Mientras se ponía unas gotas de perfume, tuvo la desagradable sensación de que algunas mariposas revoloteaban en su estómago. ¡No estaba nerviosa! Después de años de aparecer en funciones sociales y pasar ante las cámaras, el público ya no la intimidaba, mucho menos Pedro Alfonso. Además, no creía que la recordara; en realidad, deseaba que no lo hiciera, pues su plan se frustraría si él relacionaba a Paula Chaves con la Paulina Schulz, de diecisiete años, que un día había conocido.
Revisó su vestido, que acentuaba deliberadamente las curvas de su cuerpo, y una amplia sonrisa iluminó su cara. Una sonrisa que hubiera sorprendido a su agente y a los fotógrafos, acostumbrados a su expresión más bien fría e indiferente.
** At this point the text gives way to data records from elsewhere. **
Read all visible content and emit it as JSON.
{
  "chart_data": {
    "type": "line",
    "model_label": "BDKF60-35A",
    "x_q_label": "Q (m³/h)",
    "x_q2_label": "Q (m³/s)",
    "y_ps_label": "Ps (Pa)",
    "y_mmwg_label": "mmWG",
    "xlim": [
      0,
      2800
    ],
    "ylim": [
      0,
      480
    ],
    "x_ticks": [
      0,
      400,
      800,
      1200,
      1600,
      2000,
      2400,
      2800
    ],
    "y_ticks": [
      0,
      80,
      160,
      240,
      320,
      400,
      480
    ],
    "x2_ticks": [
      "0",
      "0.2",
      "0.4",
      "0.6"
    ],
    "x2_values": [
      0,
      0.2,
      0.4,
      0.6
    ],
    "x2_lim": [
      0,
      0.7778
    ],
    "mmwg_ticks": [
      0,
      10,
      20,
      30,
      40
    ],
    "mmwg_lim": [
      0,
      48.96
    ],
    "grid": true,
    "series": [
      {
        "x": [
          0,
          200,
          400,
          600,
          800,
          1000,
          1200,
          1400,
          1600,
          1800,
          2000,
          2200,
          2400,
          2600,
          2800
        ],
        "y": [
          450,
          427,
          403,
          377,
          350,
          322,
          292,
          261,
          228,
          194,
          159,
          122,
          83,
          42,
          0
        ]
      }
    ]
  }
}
—Veamos qué piensa Pedro Alfonso de tí —dijo, guiñando un ojo a la imagen del espejo.
Zaira se reunió con ella en cuanto volvió al salón.
—¿En dónde has estado? ¡Te he buscado por todas partes!
—Fui a retocarme el maquillaje.
—¡Paula, sabes muy bien que estás perfecta, como siempre! Pero apresúrate —la guió, cogiéndola del brazo, hasta el lugar donde Sofía y la otra modelo esperaban—. El señor Browen traerá a Pedro Alfonso dentro de un minuto.
—No te pongas nerviosa —la tranquilizó Paula—. Aún no son las nueve.
Comodidad y eficiencia, las palabras se repitieron en su cerebro cuando un reloj de pie, en un rincón del salón marcó las nueve de la noche con unas campanadas. Pedro Alfonso y su grupo se dirigieron hacia ellas. Sorprendida, Paula se dio cuenta de que tenía las palmas de las manos húmedas y se las secó contra la tela del vestido, mientras ocupaba su lugar en la fila, tras Zaira.
—Ellas son las jóvenes que pasarán los modelos en la exhibición de mañana.